Vetle Lunde, a crypto markets analyst at K33 Research, sees parallels between bitcoin’s (BTC) recent surge from the doldrums of 2022 and its price pattern from 2018 into 2019.
In an interview on CoinDesk TV’s “First Mover” program on Monday, Lunde said that "the current drawdown and recovery stage is remarkably similar to that in 2019, both in duration and price movement.”
In a research note to clients last week, Lunde wrote that bitcoin could reach $45,000. BTC was currently trading at about $29,440, down 2%, although it is up about 80% in 2023. The rebound follows a year of distress, in which multiple major firms declared bankruptcy, sending risk-shy investors fleeing from crypto markets.
“We saw throughout the latter part of 2022 a lot of forced selling, and also selling from investors who grew cautious,” Lunde said. “This has led people to be underexposed. And has also enticed a lot of people to short (crypto) being conservative with adding exposure. This creates this dynamic where bitcoin feeds on your short squeezes and moves higher.”
He added that negative to neutral sales of derivatives, despite recent price gains, were further signs of investor caution. That sentiment could change, although the market’s relatively low liquidity remained a potential weight on future pricing.
Lunde believes that faint signs last week that the U.S. Federal Reserve would scale back its hawkish monetary policy amid mildly encouraging inflation data could boost market sentiment.

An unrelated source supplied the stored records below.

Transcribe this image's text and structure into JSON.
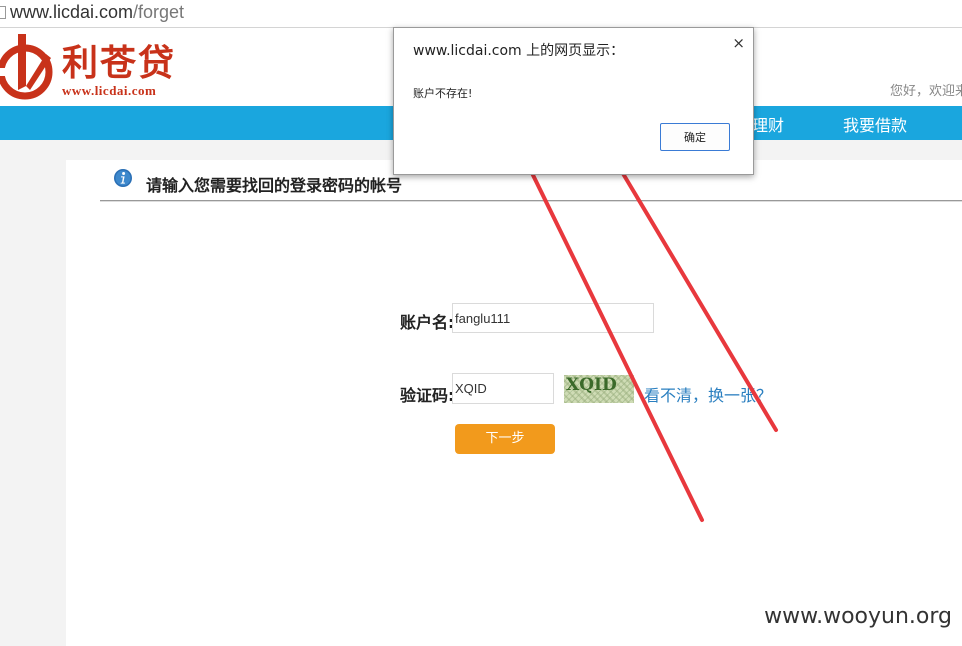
{
  "browser": {
    "url_host": "www.licdai.com",
    "url_path": "/forget"
  },
  "header": {
    "brand_name": "利苍贷",
    "brand_url": "www.licdai.com",
    "greeting": "您好，欢迎来"
  },
  "nav": {
    "items": [
      "理财",
      "我要借款"
    ]
  },
  "section": {
    "title": "请输入您需要找回的登录密码的帐号"
  },
  "form": {
    "account_label": "账户名:",
    "account_value": "fanglu111",
    "captcha_label": "验证码:",
    "captcha_value": "XQID",
    "captcha_image_text": "XQID",
    "refresh_link": "看不清，换一张？",
    "next_button": "下一步"
  },
  "dialog": {
    "title": "www.licdai.com 上的网页显示：",
    "close": "×",
    "message": "账户不存在!",
    "ok_button": "确定"
  },
  "watermark": "www.wooyun.org",
  "colors": {
    "brand_red": "#c8321a",
    "nav_blue": "#1aa6de",
    "button_orange": "#f29a1c",
    "link_blue": "#2a7fc0",
    "arrow_red": "#e8383d"
  },
  "icons": [
    "page-icon",
    "logo-icon",
    "info-icon",
    "close-icon"
  ]
}
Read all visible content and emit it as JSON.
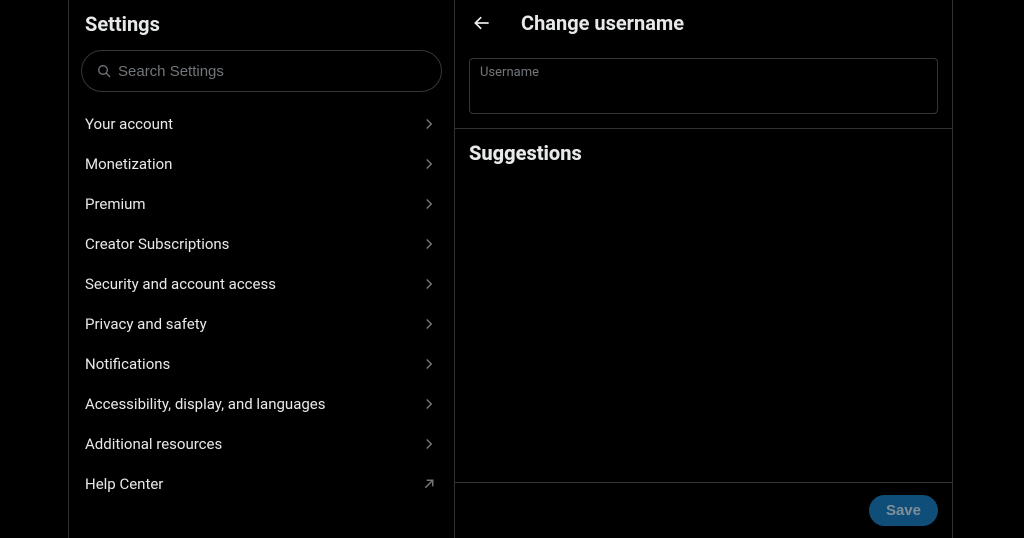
{
  "settings": {
    "title": "Settings",
    "search_placeholder": "Search Settings",
    "items": [
      {
        "label": "Your account",
        "icon": "chevron"
      },
      {
        "label": "Monetization",
        "icon": "chevron"
      },
      {
        "label": "Premium",
        "icon": "chevron"
      },
      {
        "label": "Creator Subscriptions",
        "icon": "chevron"
      },
      {
        "label": "Security and account access",
        "icon": "chevron"
      },
      {
        "label": "Privacy and safety",
        "icon": "chevron"
      },
      {
        "label": "Notifications",
        "icon": "chevron"
      },
      {
        "label": "Accessibility, display, and languages",
        "icon": "chevron"
      },
      {
        "label": "Additional resources",
        "icon": "chevron"
      },
      {
        "label": "Help Center",
        "icon": "external"
      }
    ]
  },
  "detail": {
    "title": "Change username",
    "username_label": "Username",
    "username_value": "",
    "suggestions_heading": "Suggestions",
    "save_label": "Save"
  }
}
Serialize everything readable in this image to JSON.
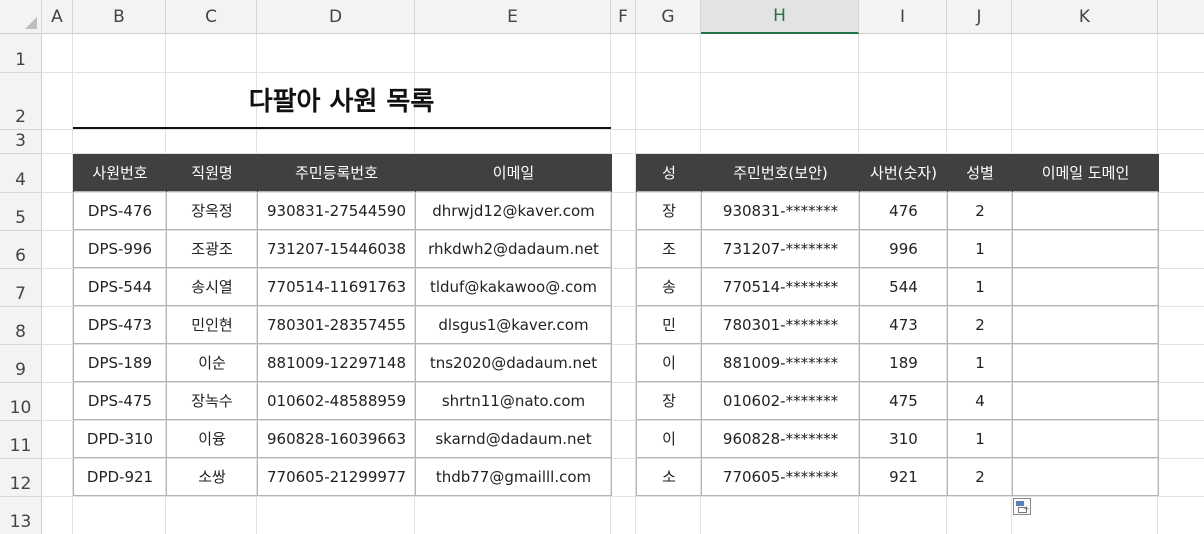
{
  "columns": [
    "A",
    "B",
    "C",
    "D",
    "E",
    "F",
    "G",
    "H",
    "I",
    "J",
    "K"
  ],
  "rows": [
    "1",
    "2",
    "3",
    "4",
    "5",
    "6",
    "7",
    "8",
    "9",
    "10",
    "11",
    "12",
    "13"
  ],
  "title": "다팔아 사원 목록",
  "left_table": {
    "headers": [
      "사원번호",
      "직원명",
      "주민등록번호",
      "이메일"
    ],
    "rows": [
      [
        "DPS-476",
        "장옥정",
        "930831-27544590",
        "dhrwjd12@kaver.com"
      ],
      [
        "DPS-996",
        "조광조",
        "731207-15446038",
        "rhkdwh2@dadaum.net"
      ],
      [
        "DPS-544",
        "송시열",
        "770514-11691763",
        "tlduf@kakawoo@.com"
      ],
      [
        "DPS-473",
        "민인현",
        "780301-28357455",
        "dlsgus1@kaver.com"
      ],
      [
        "DPS-189",
        "이순",
        "881009-12297148",
        "tns2020@dadaum.net"
      ],
      [
        "DPS-475",
        "장녹수",
        "010602-48588959",
        "shrtn11@nato.com"
      ],
      [
        "DPD-310",
        "이융",
        "960828-16039663",
        "skarnd@dadaum.net"
      ],
      [
        "DPD-921",
        "소쌍",
        "770605-21299977",
        "thdb77@gmailll.com"
      ]
    ]
  },
  "right_table": {
    "headers": [
      "성",
      "주민번호(보안)",
      "사번(숫자)",
      "성별",
      "이메일 도메인"
    ],
    "rows": [
      [
        "장",
        "930831-*******",
        "476",
        "2",
        ""
      ],
      [
        "조",
        "731207-*******",
        "996",
        "1",
        ""
      ],
      [
        "송",
        "770514-*******",
        "544",
        "1",
        ""
      ],
      [
        "민",
        "780301-*******",
        "473",
        "2",
        ""
      ],
      [
        "이",
        "881009-*******",
        "189",
        "1",
        ""
      ],
      [
        "장",
        "010602-*******",
        "475",
        "4",
        ""
      ],
      [
        "이",
        "960828-*******",
        "310",
        "1",
        ""
      ],
      [
        "소",
        "770605-*******",
        "921",
        "2",
        ""
      ]
    ]
  },
  "selected_column": "H"
}
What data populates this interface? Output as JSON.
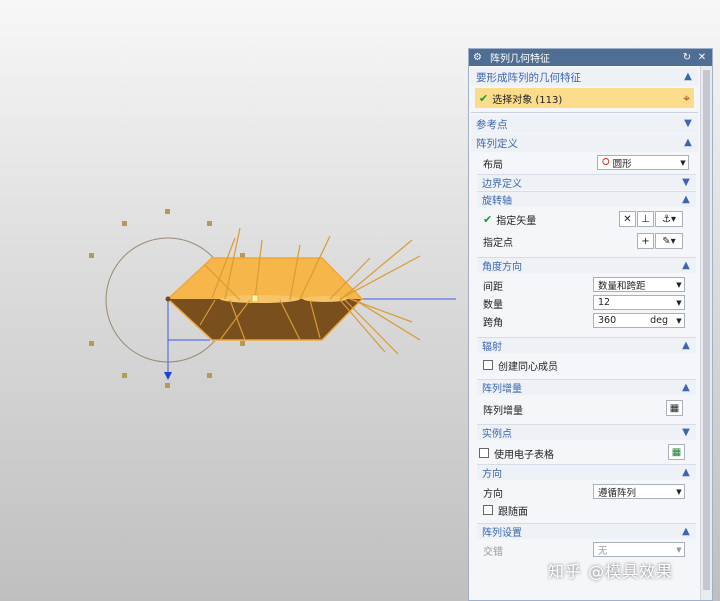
{
  "dialog": {
    "title": "阵列几何特征",
    "sections": {
      "geometry": {
        "label": "要形成阵列的几何特征",
        "select_label": "选择对象 (113)"
      },
      "reference": {
        "label": "参考点"
      },
      "definition": {
        "label": "阵列定义"
      }
    },
    "layout": {
      "label": "布局",
      "value": "圆形"
    },
    "boundary": {
      "label": "边界定义"
    },
    "rotation_axis": {
      "label": "旋转轴",
      "vector_label": "指定矢量",
      "point_label": "指定点"
    },
    "angle": {
      "label": "角度方向",
      "spacing_label": "间距",
      "spacing_value": "数量和跨距",
      "count_label": "数量",
      "count_value": "12",
      "span_label": "跨角",
      "span_value": "360",
      "span_unit": "deg"
    },
    "radiate": {
      "label": "辐射",
      "concentric_label": "创建同心成员"
    },
    "increment": {
      "label": "阵列增量",
      "row_label": "阵列增量"
    },
    "instance": {
      "label": "实例点",
      "spreadsheet_label": "使用电子表格"
    },
    "orientation": {
      "label": "方向",
      "dir_label": "方向",
      "dir_value": "遵循阵列",
      "follow_label": "跟随面"
    },
    "settings": {
      "label": "阵列设置",
      "stagger_label": "交错",
      "stagger_value": "无"
    }
  },
  "watermark": "知乎 @模具效果",
  "colors": {
    "titlebar": "#4f6e93",
    "section_text": "#3a67b0",
    "selection": "#fbdc8a",
    "part_top": "#f6b64a",
    "part_bottom": "#8a5a20"
  }
}
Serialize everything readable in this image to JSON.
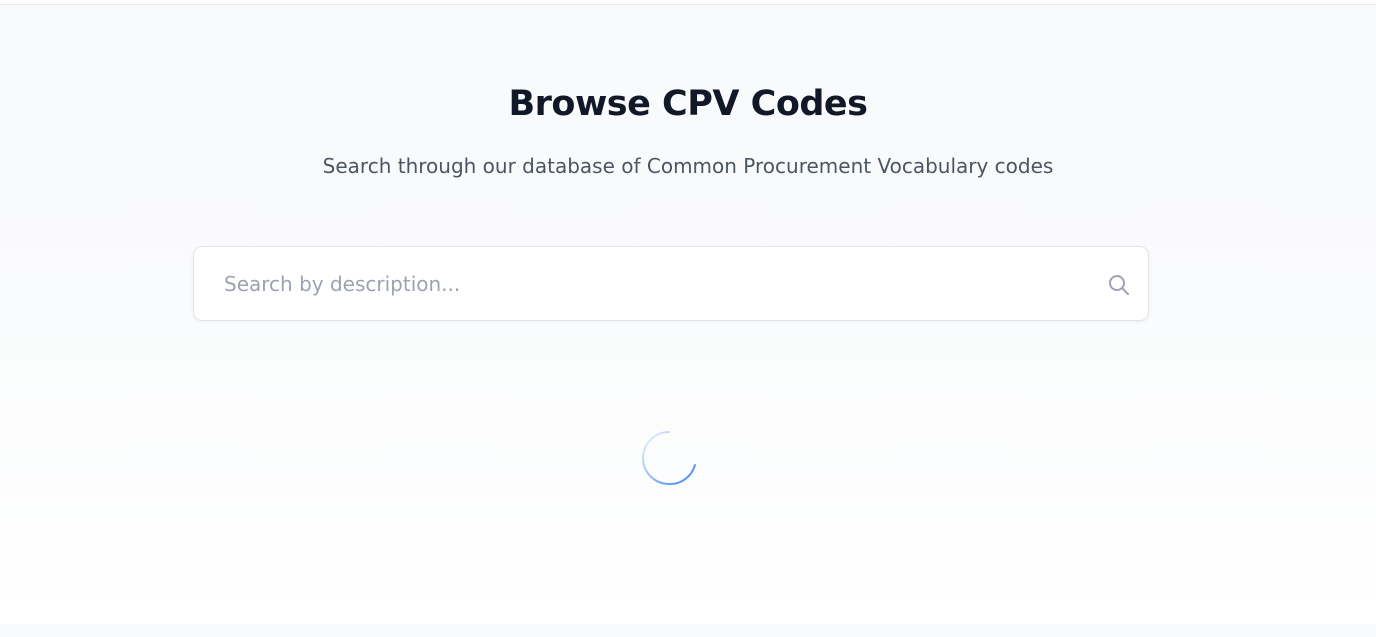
{
  "page": {
    "title": "Browse CPV Codes",
    "subtitle": "Search through our database of Common Procurement Vocabulary codes"
  },
  "search": {
    "placeholder": "Search by description...",
    "value": "",
    "icon": "search-icon"
  },
  "loading": {
    "icon": "loading-spinner"
  },
  "colors": {
    "title": "#111827",
    "subtitle": "#4b5563",
    "placeholder": "#9ca3af",
    "spinner": "#3b82f6",
    "background": "#f8f9fb"
  }
}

He blamed crypto prices’ swoon last year partly on firms overexposing themselves when interest rates were zero.
“It was a lot of spending, a lot of focus on growth,” Lunde said. “So you had this environment where miners took a lot of fiat that held a lot of bitcoin and then were exposed to falling prices, in addition to all the crypto banks starting to neglect due diligence.”
But the industry-wide crisis of 2022, which included multiple, major firms declaring bankruptcy, including crypto hedge fund Three Arrows Capital, has already been benefiting markets by weeding out bad actors, Lunde suggested. “A lot of these rotten fruits have been washed out of the market,” he said. “So the entire market is in a more robust stage right now where it can handle higher interest rates for longer.”
He added: “The industry has learned. I'm pretty sure that we will experience similar kinds of crisis in the future, unfortunately. But for now, those kinds of risks feel washed out of the market. So the market feels a lot more safe at the moment.